Hunt sees the swamp and other ancestral sites in Georgia as a direct link back to the greater part of Muskogean history, the thousands of years that came before the violence and pain of removal.
“I may have had a different impression of my past, my history, and myself, based off of this idea of the government hates us, kicked us out, set us here in Oklahoma,” he said. “But I can look back, and I can go and I can see these places. And they’re great, amazing places where our ancestors developed all kinds of things. I come from a society that prior to European contact was one of the most complex, socially diverse, ethnically diverse social organisms on North America.”
Understanding that history has helped inspire him to protect ancestral sites like the Okefenokee.
The Muscogee (Creek) Nation is calling for a more thorough environmental review of the mining proposal because “The mining project poses a risk to the cultural and natural resources in the area because the impacts of the mine are not well understood,” according to an emailed statement.
Through working to protect the swamp, Hunt said he’s met current locals who have their own history and ties to the swamp.
“The reason why it’s important to us ended up being some of the same reasons that it was important to other folks,” he said.
For Roy Abbott, visiting the Okefenokee was a lifelong dream. He was captivated by a black and white film he saw about it on TV, decades ago. He finally made the trip as an adult, after his parents moved to Florida.
“It was like, man, I really made it to the Okefenokee. It was like a childhood thing that I managed to do as I got older,” he recalled. It did not disappoint. “It’s just a wonder. It’s really a wonder.”
Abbott kept returning, more and more often, until he and his wife finally moved to the town of Fargo, on the western side of the swamp. He’s now the mayor of Fargo. He said he and his wife still love to take their boat into the swamp and soak up the surroundings.
“My theory is the Okefenokee was put here by someone higher than us. It’s there for us to enjoy,” said Abbott.
“It’s a mirror land,” said Macon astronomer Philip Groce, who enjoys canoeing in the Okefenokee.
“The water’s so still, that it’s like a perfect mirror. And so it mirrors the trees and the sky above,” he said. “And if you’re not careful, you kind of lose your whole sense of what’s up and down. And it plays with your head, the whole – it is an experience unlike any other experience in the world.”
The night sky is particularly entrancing, Groce said. The swamp is one of the rare spots where it’s still dark enough to see the Milky Way undimmed by light pollution. As an astronomer, Groce has visited other such places. But to get far enough from human lights, he’s often ended up in barren landscapes, like the freezing top of a mountain.
“I’ve seen some skies, but it was completely dead,” he said. “The Okefenokee is organic. Very seldom do you see a relationship, a human relationship to the sky, but also, you share it with the animals that also live in that swamp. And you’re always aware of it.”

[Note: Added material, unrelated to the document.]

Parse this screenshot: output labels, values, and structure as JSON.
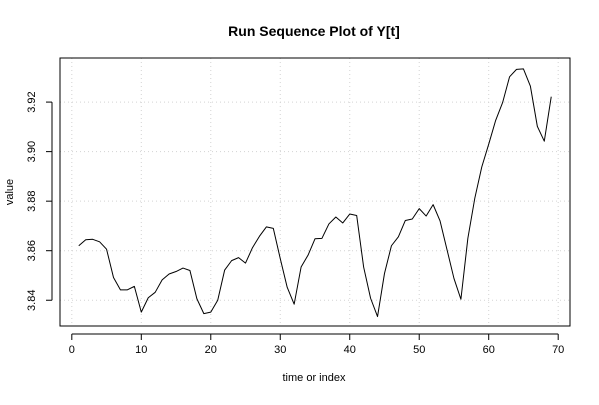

Earlier this year, Groce led a workshop in the Okefenokee for a group of students from The New School in Atlanta.
“I have never actually been outside of a city and looked up before,” said one of those students, junior Zain Khemani. “And let me tell you, the first time I actually saw the sky, I was like, ‘wow.’ ”
He was so moved by the trip, it inspired him to speak out against the proposed mine.
The project needs approval from the Environmental Protection Division of the Georgia Department of Natural Resources to proceed, and earlier this year the agency collected public comment on the land use plan for the mine. Kehmani joined the virtual meeting so he could speak up – something he said he likely wouldn’t have done if he hadn’t visited.
Prior to the Okefenokee field trip, Kehmani said he never spent much time outdoors, joking he “was not made to touch grass.”
The Okefenokee changed that, he said.
“When we went down there for one of the first times in my life I genuinely, like – I got it.”